FELISBERTO ÂNGELO LEITE DE CASTRO VILELA PASSOS

(Casa da Breia, Cabeceiras de Basto, 13/7/1906 - 9/12/1986)

Guitarrista, poeta e compositor ("Adeus, Minho encantador"), fundador do "Fado Académico", na década de 1930, com Jorge de Morais ("Xabregas"), Serrano Batista, Alexandre Sá Carneiro e Albano Noronha,

recordado no livro de sua Filha, Estela Ângela Leite de Barros Vilela Passos, "A Casa de Paço de Vides - História da Família - Os Vilela Passos", 2005.

As cartas escolhidas para reprodução retratam bem a personalidade de Felisberto Passos: a indignação face à injustiça das classificações académicas (carta ao pai), os fortes laços de camaradagem (cartas de Alexandre Sá Carneiro e Afonso de Sousa), a graça dos amigos Condorcet Pais Mamede e Sá Carneiro (o “Afonso XIII”, dadas as semelhanças narigais com o Rei de Espanha) e, por último, a grande amizade com Artur Paredes, revelada em duas cartas dramáticas face à degradação do seu estado de saúde.

I - Carta de Felisberto Passos para o pai (Augusto Ângelo de Vilela Passos)

"Coimbra, 28

Papá:

Escrevi um bilhete postal há bastantes dias, dando notícia do meu resultado nas provas escritas, que foi de duas notas positivas.

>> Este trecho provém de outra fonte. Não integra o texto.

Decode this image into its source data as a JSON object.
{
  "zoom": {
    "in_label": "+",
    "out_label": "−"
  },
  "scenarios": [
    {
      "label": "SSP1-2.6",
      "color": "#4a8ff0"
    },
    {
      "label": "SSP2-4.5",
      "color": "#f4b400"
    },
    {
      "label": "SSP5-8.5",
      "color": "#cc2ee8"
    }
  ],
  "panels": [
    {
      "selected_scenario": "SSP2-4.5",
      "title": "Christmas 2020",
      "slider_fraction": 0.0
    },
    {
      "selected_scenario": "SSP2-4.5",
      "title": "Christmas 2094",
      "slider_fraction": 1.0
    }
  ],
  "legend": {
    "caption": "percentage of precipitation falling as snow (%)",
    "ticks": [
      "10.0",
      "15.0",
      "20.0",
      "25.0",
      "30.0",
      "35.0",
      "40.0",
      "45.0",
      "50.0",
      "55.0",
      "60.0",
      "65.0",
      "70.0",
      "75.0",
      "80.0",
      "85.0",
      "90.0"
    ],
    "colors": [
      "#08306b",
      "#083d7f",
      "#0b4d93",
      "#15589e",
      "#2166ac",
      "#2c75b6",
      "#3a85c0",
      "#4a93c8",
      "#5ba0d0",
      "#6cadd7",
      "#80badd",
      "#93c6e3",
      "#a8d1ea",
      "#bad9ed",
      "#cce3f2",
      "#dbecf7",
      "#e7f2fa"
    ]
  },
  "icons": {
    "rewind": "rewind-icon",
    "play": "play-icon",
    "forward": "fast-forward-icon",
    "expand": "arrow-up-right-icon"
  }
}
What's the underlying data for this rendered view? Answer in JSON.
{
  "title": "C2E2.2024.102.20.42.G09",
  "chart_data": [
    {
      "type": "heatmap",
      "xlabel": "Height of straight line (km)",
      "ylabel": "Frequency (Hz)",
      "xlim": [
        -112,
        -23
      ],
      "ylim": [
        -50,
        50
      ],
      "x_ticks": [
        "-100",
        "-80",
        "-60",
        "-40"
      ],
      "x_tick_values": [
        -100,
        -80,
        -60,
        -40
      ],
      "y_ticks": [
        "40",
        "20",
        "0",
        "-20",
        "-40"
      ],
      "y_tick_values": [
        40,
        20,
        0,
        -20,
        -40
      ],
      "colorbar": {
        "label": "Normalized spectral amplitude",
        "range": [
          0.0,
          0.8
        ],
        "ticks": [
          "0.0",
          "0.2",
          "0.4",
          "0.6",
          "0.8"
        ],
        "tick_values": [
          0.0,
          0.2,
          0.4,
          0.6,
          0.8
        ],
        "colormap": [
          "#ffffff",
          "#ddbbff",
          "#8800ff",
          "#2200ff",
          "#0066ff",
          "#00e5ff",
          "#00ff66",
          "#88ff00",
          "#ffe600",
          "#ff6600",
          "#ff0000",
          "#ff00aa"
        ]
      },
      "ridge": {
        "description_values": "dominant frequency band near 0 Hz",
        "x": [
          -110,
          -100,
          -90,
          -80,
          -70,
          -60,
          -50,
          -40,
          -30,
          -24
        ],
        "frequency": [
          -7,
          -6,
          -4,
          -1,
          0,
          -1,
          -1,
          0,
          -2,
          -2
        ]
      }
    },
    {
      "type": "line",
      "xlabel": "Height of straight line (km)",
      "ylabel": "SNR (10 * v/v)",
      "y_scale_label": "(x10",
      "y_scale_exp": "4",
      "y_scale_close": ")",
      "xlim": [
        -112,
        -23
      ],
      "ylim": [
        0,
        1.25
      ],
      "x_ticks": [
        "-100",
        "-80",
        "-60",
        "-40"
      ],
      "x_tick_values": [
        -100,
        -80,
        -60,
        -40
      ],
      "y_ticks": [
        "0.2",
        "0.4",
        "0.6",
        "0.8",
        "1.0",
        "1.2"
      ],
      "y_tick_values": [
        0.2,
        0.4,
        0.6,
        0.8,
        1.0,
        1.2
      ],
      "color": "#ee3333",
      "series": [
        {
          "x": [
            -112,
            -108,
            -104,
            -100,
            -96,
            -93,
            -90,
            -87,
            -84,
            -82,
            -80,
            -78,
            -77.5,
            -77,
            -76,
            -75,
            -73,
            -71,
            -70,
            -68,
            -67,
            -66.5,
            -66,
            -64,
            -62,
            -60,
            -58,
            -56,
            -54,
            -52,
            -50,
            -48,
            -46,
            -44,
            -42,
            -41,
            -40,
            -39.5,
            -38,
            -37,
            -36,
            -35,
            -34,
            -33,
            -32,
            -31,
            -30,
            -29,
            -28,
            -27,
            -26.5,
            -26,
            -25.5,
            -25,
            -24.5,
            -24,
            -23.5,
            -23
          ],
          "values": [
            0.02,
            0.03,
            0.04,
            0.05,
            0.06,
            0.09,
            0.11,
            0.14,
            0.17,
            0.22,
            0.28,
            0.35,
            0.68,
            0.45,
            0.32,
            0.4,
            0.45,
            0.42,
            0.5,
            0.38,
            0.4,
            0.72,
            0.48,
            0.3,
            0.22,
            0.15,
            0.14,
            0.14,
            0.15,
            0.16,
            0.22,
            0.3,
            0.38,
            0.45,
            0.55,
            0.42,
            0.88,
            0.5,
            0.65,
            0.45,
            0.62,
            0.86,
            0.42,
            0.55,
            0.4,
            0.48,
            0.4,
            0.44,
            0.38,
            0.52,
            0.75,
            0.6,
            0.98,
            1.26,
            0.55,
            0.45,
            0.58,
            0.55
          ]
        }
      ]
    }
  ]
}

Se não tivesse estudado e redigido tão bem as minhas provas, nunca poderia esperar benevolência destes meus «justos» mestres.

Pelos jornais poderá ver que 90% são reprovações, o que nos tem desgostado imenso.

O Albano passou com dez, depois duns actos verdadeiramente vergonhosos. Passou à sombra dum outro era recomendado pelo D. Duarte Nuno. Em Lisboa tem corrido diferentemente, pelo que poderá ver no «Povo». Estou não desanimado, mas irritado com todas as injustiças. Sou senhor da matéria e vou sem empenho nenhum, para melhor poder entrar, altivamente. Por toda a semana devo entrar, mas de qualquer maneira estou satisfeito com a Faculdade de Direito de Coimbra, que me tem feito muita justiça. Não se compreendem estes lentes. Estou bem preparado, só espero a justiça. Se não for feliz, mando dizer por carta, e duma vez para sempre não volto à Universidade de Coimbra fazer qualquer acto, espero só notícias daí para levar as malas.

Saudades a todos,

seu filho muito amigo,

Felisberto."

II - Carta de Alexandre Sá Carneiro para Felisberto Passos (23/5/1933):

"Meu caro Felisberto:

Pediram-me como teu amigo para te escrever a fim de te comunicar que é absolutamente necessária a tua presença aqui no dia 26 para tomar parte no espectáculo que, como sabes, a Comissão Central da Queima das Fitas realiza a favor da Filantrópica.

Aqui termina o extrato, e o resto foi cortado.